Bisnis.com, JAKARTA — Asosiasi pengembang meminta agar pemerintah merelaksasi sejumlah aturan agar dapat menstimulus program sejuta rumah.
Ketua Umum DPP Persatuan Perusahaan Realestat Indonesia (REI) Paulus Totok Lusida mengatakan bahwa saat ini persyaratan untuk membeli rumah segmen masyarakat berpenghasilan rendah (MBR) sangat ketat yang tentu berdampak pada pembangunan program sejuta rumah.
"Kalau sekarang persayaratan cukup ketat ini. Ketatin untuk end user-nya untuk dapat KPR [kredit pemilikan rumah] di tengah pandemi, ini yang problem berdampak pada pembangunan sejuta rumah," ujarnya kepada Bisnis, Senin (10/8/2020).
Selain itu, katanya, untuk membangun rumah dalam rangka program sejuta rumah ini cukup berat. Pasalnya pemerintah meminta agar listrik dari PT Perusahaan Listrik Negara (PLN) sudah terpasang dan pembangunan jalan di area rumah tersebut sudah ada dan selesai.
Lalu, dari sisi pembeli, ada persyaratan penghasilan maksimal Rp8 juta untuk dapat membeli rumah MBR.
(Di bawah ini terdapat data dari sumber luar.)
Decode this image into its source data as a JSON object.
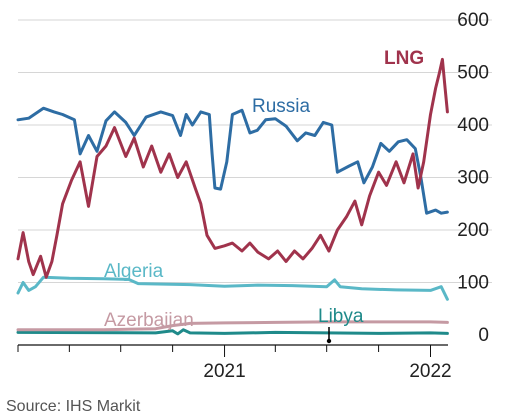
{
  "chart_data": {
    "type": "line",
    "source": "Source: IHS Markit",
    "ylim": [
      0,
      600
    ],
    "y_ticks": [
      0,
      100,
      200,
      300,
      400,
      500,
      600
    ],
    "x_range": [
      "2020-01-01",
      "2022-02-01"
    ],
    "x_ticks": [
      {
        "date": "2020-01-01",
        "label": ""
      },
      {
        "date": "2020-04-01",
        "label": ""
      },
      {
        "date": "2020-07-01",
        "label": ""
      },
      {
        "date": "2020-10-01",
        "label": ""
      },
      {
        "date": "2021-01-01",
        "label": "2021"
      },
      {
        "date": "2021-04-01",
        "label": ""
      },
      {
        "date": "2021-07-01",
        "label": ""
      },
      {
        "date": "2021-10-01",
        "label": ""
      },
      {
        "date": "2022-01-01",
        "label": "2022"
      }
    ],
    "grid": true,
    "series": [
      {
        "name": "Russia",
        "color": "#2e6da4",
        "points": [
          [
            "2020-01-01",
            410
          ],
          [
            "2020-01-20",
            413
          ],
          [
            "2020-02-15",
            432
          ],
          [
            "2020-03-05",
            425
          ],
          [
            "2020-03-20",
            420
          ],
          [
            "2020-04-10",
            410
          ],
          [
            "2020-04-20",
            345
          ],
          [
            "2020-05-05",
            380
          ],
          [
            "2020-05-20",
            350
          ],
          [
            "2020-06-05",
            408
          ],
          [
            "2020-06-20",
            425
          ],
          [
            "2020-07-10",
            405
          ],
          [
            "2020-07-25",
            380
          ],
          [
            "2020-08-15",
            415
          ],
          [
            "2020-09-10",
            425
          ],
          [
            "2020-10-01",
            418
          ],
          [
            "2020-10-15",
            380
          ],
          [
            "2020-10-25",
            420
          ],
          [
            "2020-11-05",
            400
          ],
          [
            "2020-11-20",
            425
          ],
          [
            "2020-12-05",
            420
          ],
          [
            "2020-12-10",
            345
          ],
          [
            "2020-12-15",
            280
          ],
          [
            "2020-12-25",
            278
          ],
          [
            "2021-01-05",
            330
          ],
          [
            "2021-01-15",
            420
          ],
          [
            "2021-02-01",
            428
          ],
          [
            "2021-02-15",
            385
          ],
          [
            "2021-02-28",
            390
          ],
          [
            "2021-03-15",
            410
          ],
          [
            "2021-04-01",
            412
          ],
          [
            "2021-04-20",
            398
          ],
          [
            "2021-05-10",
            370
          ],
          [
            "2021-05-25",
            385
          ],
          [
            "2021-06-10",
            380
          ],
          [
            "2021-06-25",
            405
          ],
          [
            "2021-07-10",
            400
          ],
          [
            "2021-07-20",
            310
          ],
          [
            "2021-08-10",
            322
          ],
          [
            "2021-08-25",
            330
          ],
          [
            "2021-09-05",
            290
          ],
          [
            "2021-09-20",
            320
          ],
          [
            "2021-10-05",
            365
          ],
          [
            "2021-10-20",
            350
          ],
          [
            "2021-11-05",
            368
          ],
          [
            "2021-11-20",
            372
          ],
          [
            "2021-12-05",
            355
          ],
          [
            "2021-12-15",
            300
          ],
          [
            "2021-12-25",
            232
          ],
          [
            "2022-01-10",
            238
          ],
          [
            "2022-01-20",
            232
          ],
          [
            "2022-01-31",
            234
          ]
        ]
      },
      {
        "name": "LNG",
        "color": "#a0334c",
        "points": [
          [
            "2020-01-01",
            145
          ],
          [
            "2020-01-10",
            195
          ],
          [
            "2020-01-20",
            140
          ],
          [
            "2020-01-28",
            115
          ],
          [
            "2020-02-10",
            150
          ],
          [
            "2020-02-20",
            110
          ],
          [
            "2020-03-01",
            140
          ],
          [
            "2020-03-10",
            190
          ],
          [
            "2020-03-20",
            250
          ],
          [
            "2020-04-05",
            295
          ],
          [
            "2020-04-20",
            330
          ],
          [
            "2020-05-05",
            245
          ],
          [
            "2020-05-20",
            340
          ],
          [
            "2020-06-05",
            360
          ],
          [
            "2020-06-20",
            395
          ],
          [
            "2020-07-10",
            340
          ],
          [
            "2020-07-25",
            375
          ],
          [
            "2020-08-10",
            320
          ],
          [
            "2020-08-25",
            360
          ],
          [
            "2020-09-10",
            310
          ],
          [
            "2020-09-25",
            345
          ],
          [
            "2020-10-10",
            300
          ],
          [
            "2020-10-25",
            330
          ],
          [
            "2020-11-10",
            280
          ],
          [
            "2020-11-20",
            250
          ],
          [
            "2020-12-01",
            190
          ],
          [
            "2020-12-15",
            165
          ],
          [
            "2021-01-01",
            170
          ],
          [
            "2021-01-15",
            175
          ],
          [
            "2021-02-01",
            160
          ],
          [
            "2021-02-15",
            175
          ],
          [
            "2021-03-01",
            158
          ],
          [
            "2021-03-20",
            145
          ],
          [
            "2021-04-05",
            160
          ],
          [
            "2021-04-20",
            140
          ],
          [
            "2021-05-05",
            160
          ],
          [
            "2021-05-20",
            145
          ],
          [
            "2021-06-05",
            165
          ],
          [
            "2021-06-20",
            190
          ],
          [
            "2021-07-05",
            160
          ],
          [
            "2021-07-20",
            200
          ],
          [
            "2021-08-05",
            225
          ],
          [
            "2021-08-20",
            255
          ],
          [
            "2021-09-01",
            210
          ],
          [
            "2021-09-15",
            265
          ],
          [
            "2021-10-01",
            310
          ],
          [
            "2021-10-15",
            285
          ],
          [
            "2021-11-01",
            330
          ],
          [
            "2021-11-15",
            290
          ],
          [
            "2021-12-01",
            345
          ],
          [
            "2021-12-10",
            280
          ],
          [
            "2021-12-20",
            330
          ],
          [
            "2022-01-01",
            420
          ],
          [
            "2022-01-10",
            470
          ],
          [
            "2022-01-17",
            500
          ],
          [
            "2022-01-22",
            525
          ],
          [
            "2022-01-26",
            480
          ],
          [
            "2022-01-31",
            425
          ]
        ]
      },
      {
        "name": "Algeria",
        "color": "#5ab8c7",
        "points": [
          [
            "2020-01-01",
            80
          ],
          [
            "2020-01-10",
            100
          ],
          [
            "2020-01-20",
            85
          ],
          [
            "2020-02-01",
            92
          ],
          [
            "2020-02-15",
            110
          ],
          [
            "2020-04-01",
            108
          ],
          [
            "2020-06-01",
            107
          ],
          [
            "2020-07-15",
            106
          ],
          [
            "2020-08-01",
            98
          ],
          [
            "2020-09-15",
            97
          ],
          [
            "2020-11-01",
            96
          ],
          [
            "2021-01-01",
            93
          ],
          [
            "2021-03-01",
            95
          ],
          [
            "2021-05-01",
            94
          ],
          [
            "2021-07-01",
            92
          ],
          [
            "2021-07-15",
            105
          ],
          [
            "2021-07-25",
            92
          ],
          [
            "2021-09-01",
            88
          ],
          [
            "2021-11-01",
            86
          ],
          [
            "2022-01-01",
            85
          ],
          [
            "2022-01-20",
            92
          ],
          [
            "2022-01-31",
            68
          ]
        ]
      },
      {
        "name": "Azerbaijan",
        "color": "#c59aa3",
        "points": [
          [
            "2020-01-01",
            10
          ],
          [
            "2020-06-01",
            10
          ],
          [
            "2020-09-01",
            12
          ],
          [
            "2020-10-01",
            18
          ],
          [
            "2020-11-01",
            22
          ],
          [
            "2021-01-01",
            23
          ],
          [
            "2021-04-01",
            24
          ],
          [
            "2021-07-01",
            25
          ],
          [
            "2021-10-01",
            25
          ],
          [
            "2022-01-01",
            25
          ],
          [
            "2022-01-31",
            24
          ]
        ]
      },
      {
        "name": "Libya",
        "color": "#1f8a8a",
        "points": [
          [
            "2020-01-01",
            5
          ],
          [
            "2020-09-01",
            4
          ],
          [
            "2020-10-01",
            8
          ],
          [
            "2020-10-10",
            2
          ],
          [
            "2020-10-20",
            10
          ],
          [
            "2020-11-01",
            4
          ],
          [
            "2021-01-01",
            3
          ],
          [
            "2021-04-01",
            5
          ],
          [
            "2021-07-01",
            4
          ],
          [
            "2021-10-01",
            3
          ],
          [
            "2022-01-01",
            4
          ],
          [
            "2022-01-31",
            3
          ]
        ]
      }
    ]
  }
}
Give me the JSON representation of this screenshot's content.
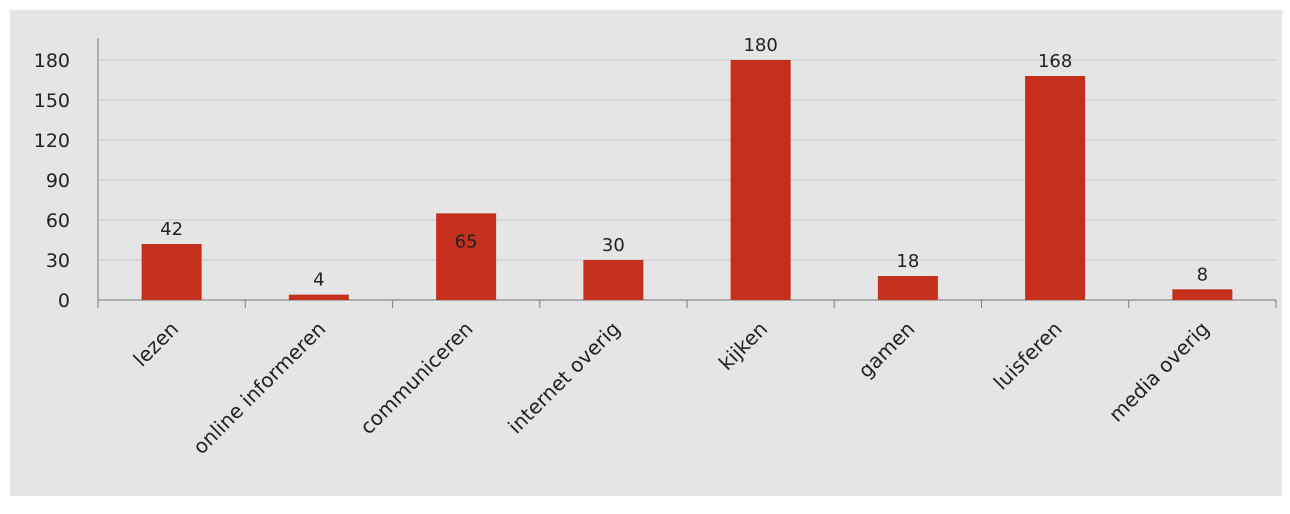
{
  "chart_data": {
    "type": "bar",
    "title": "",
    "xlabel": "",
    "ylabel": "",
    "categories": [
      "lezen",
      "online informeren",
      "communiceren",
      "internet overig",
      "kijken",
      "gamen",
      "luisferen",
      "media overig"
    ],
    "values": [
      42,
      4,
      65,
      30,
      180,
      18,
      168,
      8
    ],
    "data_labels": [
      "42",
      "4",
      "65",
      "30",
      "180",
      "18",
      "168",
      "8"
    ],
    "ylim": [
      0,
      195
    ],
    "yticks": [
      0,
      30,
      60,
      90,
      120,
      150,
      180
    ],
    "ytick_labels": [
      "0",
      "30",
      "60",
      "90",
      "120",
      "150",
      "180"
    ],
    "grid": true,
    "legend": "none",
    "colors": {
      "bar": "#c4301c",
      "background": "#e5e5e5",
      "grid": "#c8c8c8",
      "axis": "#8a8a8a"
    }
  }
}
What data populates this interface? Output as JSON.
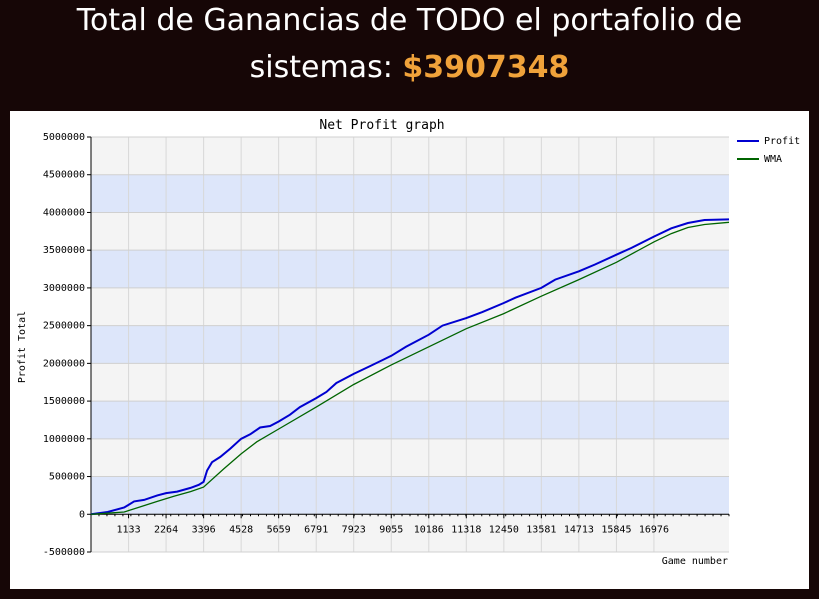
{
  "header": {
    "title_line1": "Total de Ganancias de TODO el portafolio de",
    "title_line2_prefix": "sistemas: ",
    "total_amount": "$3907348",
    "amount_color": "#f0a23a"
  },
  "chart_data": {
    "type": "line",
    "title": "Net Profit graph",
    "xlabel": "Game number",
    "ylabel": "Profit Total",
    "xlim": [
      0,
      19240
    ],
    "ylim": [
      -500000,
      5000000
    ],
    "x_ticks": [
      1133,
      2264,
      3396,
      4528,
      5659,
      6791,
      7923,
      9055,
      10186,
      11318,
      12450,
      13581,
      14713,
      15845,
      16976
    ],
    "y_ticks": [
      -500000,
      0,
      500000,
      1000000,
      1500000,
      2000000,
      2500000,
      3000000,
      3500000,
      4000000,
      4500000,
      5000000
    ],
    "grid": true,
    "legend_position": "top-right",
    "series": [
      {
        "name": "Profit",
        "color": "#0000d0",
        "x": [
          0,
          500,
          1000,
          1300,
          1600,
          2000,
          2264,
          2600,
          3000,
          3250,
          3396,
          3500,
          3650,
          3900,
          4200,
          4528,
          4800,
          5100,
          5400,
          5659,
          6000,
          6300,
          6791,
          7100,
          7400,
          7923,
          8400,
          9055,
          9500,
          10186,
          10600,
          11318,
          11800,
          12450,
          12800,
          13581,
          14000,
          14713,
          15200,
          15845,
          16300,
          16976,
          17500,
          18000,
          18500,
          19240
        ],
        "y": [
          0,
          30000,
          90000,
          170000,
          190000,
          250000,
          280000,
          300000,
          350000,
          390000,
          430000,
          580000,
          690000,
          760000,
          870000,
          1000000,
          1060000,
          1150000,
          1170000,
          1230000,
          1320000,
          1420000,
          1540000,
          1620000,
          1740000,
          1860000,
          1960000,
          2100000,
          2220000,
          2380000,
          2500000,
          2600000,
          2680000,
          2800000,
          2870000,
          3000000,
          3110000,
          3220000,
          3310000,
          3440000,
          3530000,
          3680000,
          3790000,
          3860000,
          3900000,
          3907348
        ]
      },
      {
        "name": "WMA",
        "color": "#006400",
        "x": [
          0,
          1000,
          2000,
          2500,
          3000,
          3396,
          4000,
          4528,
          5000,
          5659,
          6791,
          7923,
          9055,
          10186,
          11318,
          12450,
          13581,
          14713,
          15845,
          16976,
          17500,
          18000,
          18500,
          19240
        ],
        "y": [
          0,
          30000,
          170000,
          240000,
          300000,
          360000,
          600000,
          800000,
          960000,
          1130000,
          1420000,
          1720000,
          1980000,
          2220000,
          2460000,
          2660000,
          2890000,
          3110000,
          3340000,
          3610000,
          3720000,
          3800000,
          3840000,
          3870000
        ]
      }
    ]
  }
}
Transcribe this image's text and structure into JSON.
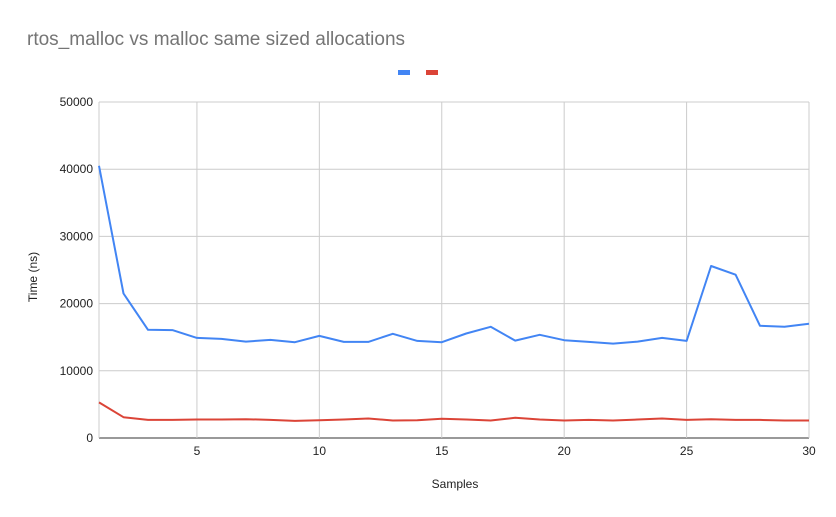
{
  "chart_data": {
    "type": "line",
    "title": "rtos_malloc vs malloc same sized allocations",
    "xlabel": "Samples",
    "ylabel": "Time (ns)",
    "xlim": [
      1,
      30
    ],
    "ylim": [
      0,
      50000
    ],
    "xticks": [
      "5",
      "10",
      "15",
      "20",
      "25",
      "30"
    ],
    "yticks": [
      "0",
      "10000",
      "20000",
      "30000",
      "40000",
      "50000"
    ],
    "grid": true,
    "legend_position": "top",
    "x": [
      1,
      2,
      3,
      4,
      5,
      6,
      7,
      8,
      9,
      10,
      11,
      12,
      13,
      14,
      15,
      16,
      17,
      18,
      19,
      20,
      21,
      22,
      23,
      24,
      25,
      26,
      27,
      28,
      29,
      30
    ],
    "series": [
      {
        "color": "#4285f4",
        "values": [
          40500,
          21500,
          16100,
          16050,
          14900,
          14750,
          14350,
          14600,
          14250,
          15200,
          14300,
          14300,
          15500,
          14450,
          14250,
          15550,
          16550,
          14500,
          15350,
          14550,
          14300,
          14050,
          14350,
          14900,
          14450,
          25600,
          24300,
          16700,
          16550,
          17000
        ]
      },
      {
        "color": "#db4437",
        "values": [
          5300,
          3100,
          2700,
          2700,
          2750,
          2750,
          2800,
          2700,
          2550,
          2650,
          2750,
          2900,
          2600,
          2650,
          2850,
          2750,
          2600,
          3000,
          2750,
          2600,
          2700,
          2600,
          2750,
          2900,
          2700,
          2800,
          2700,
          2700,
          2600,
          2600
        ]
      }
    ]
  }
}
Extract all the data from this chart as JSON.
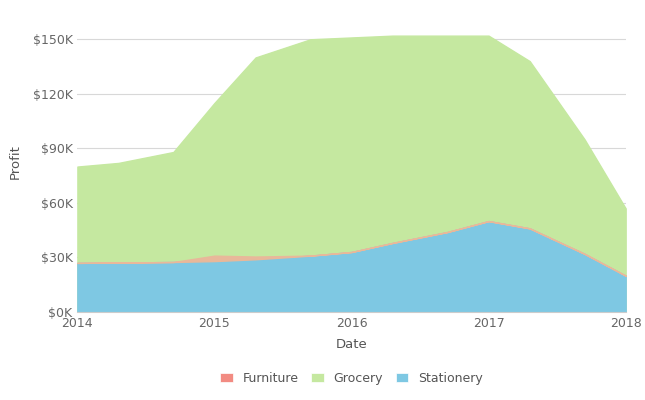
{
  "xlabel": "Date",
  "ylabel": "Profit",
  "background_color": "#ffffff",
  "grid_color": "#d8d8d8",
  "x": [
    2014.0,
    2014.3,
    2014.7,
    2015.0,
    2015.3,
    2015.7,
    2016.0,
    2016.3,
    2016.7,
    2017.0,
    2017.3,
    2017.7,
    2018.0
  ],
  "furniture": [
    0,
    0,
    0,
    3000,
    1500,
    0,
    0,
    0,
    0,
    0,
    0,
    0,
    0
  ],
  "grocery": [
    80000,
    82000,
    88000,
    115000,
    140000,
    150000,
    151000,
    152000,
    152000,
    152000,
    138000,
    95000,
    57000
  ],
  "stationery": [
    27000,
    27200,
    27500,
    28000,
    29000,
    31000,
    33000,
    38000,
    44000,
    50000,
    46000,
    32000,
    20000
  ],
  "furniture_color": "#e8b89a",
  "grocery_color": "#c5e8a0",
  "stationery_color": "#7ec8e3",
  "ylim": [
    0,
    165000
  ],
  "yticks": [
    0,
    30000,
    60000,
    90000,
    120000,
    150000
  ],
  "ytick_labels": [
    "$0K",
    "$30K",
    "$60K",
    "$90K",
    "$120K",
    "$150K"
  ],
  "xticks": [
    2014,
    2015,
    2016,
    2017,
    2018
  ],
  "legend_labels": [
    "Furniture",
    "Grocery",
    "Stationery"
  ],
  "legend_colors": [
    "#f28b82",
    "#c5e8a0",
    "#7ec8e3"
  ]
}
"Di Solo gaji pokok Rp1,5 juta plus tunjangan-tunjangan yang cukup besar. Di Papua gaji Rp8 juta sangat kecil di sana karena biaya hidup yang mahal. Ini yang membuat hambatan selama ini," katanya.
Baca Juga
Oleh karena itu, Paulus menyarankan mengenai solusi yang bisa diambil pemerintah yakni memperlonggar aturan tersebut dari ketentuan minimum take home pay menjadi gaji pokok karena mempertimbangkan UMR di setiap provinsi bisa dinaikkan lagi batas maksimalnya.
Ketua Umum Asosiasi Pengembang Perumahan dan Permukiman Seluruh Indonesia (Apersi) Junaidi Abdillah mengatakan bahwa program sejuta rumah dapat berjalan dengan baik jika mendapat dukungan seluruh pihak.
"Kondisi saat ini butuh bersinergi agar dapat mengatasi hambatan yang ada," ucapnya.
Para pengembang berharap supaya pemerintah dapat menyederhanakan syarat-syarat kepemilikan rumah, keringanan suku bunga kredit konstruksi, serta restrukturisasi pembayaran cicilan pokok dan bunga.
"Perlu ada relaksasi agar program sejuta rumah ini dapat tercapai. Penerapan aturan yang sangat ketat di tengah pandemi Covid juga ikut membawa dampak penurunan permintaan hunian. Kami optimistis dapat menyediakan rumah yang layak huni karena rumah masih menjadi kebutuhan bagi MBR," tutur Junaidi.
Apersi belum dapat mengetahui secara pasti berapa banyak rumah yang berhasil dibangun hingga akhir tahun ini dalam rangka program sejuta rumah. Tahun ini, asosiasi ditargetkan dapat membangun 100.000 unit rumah.
"Sulit tercapai di tengah kondisi seperti ini, belum lagi aturan yang ketat dan sulit membuat kami berat untuk melaju," ujar Junaidi.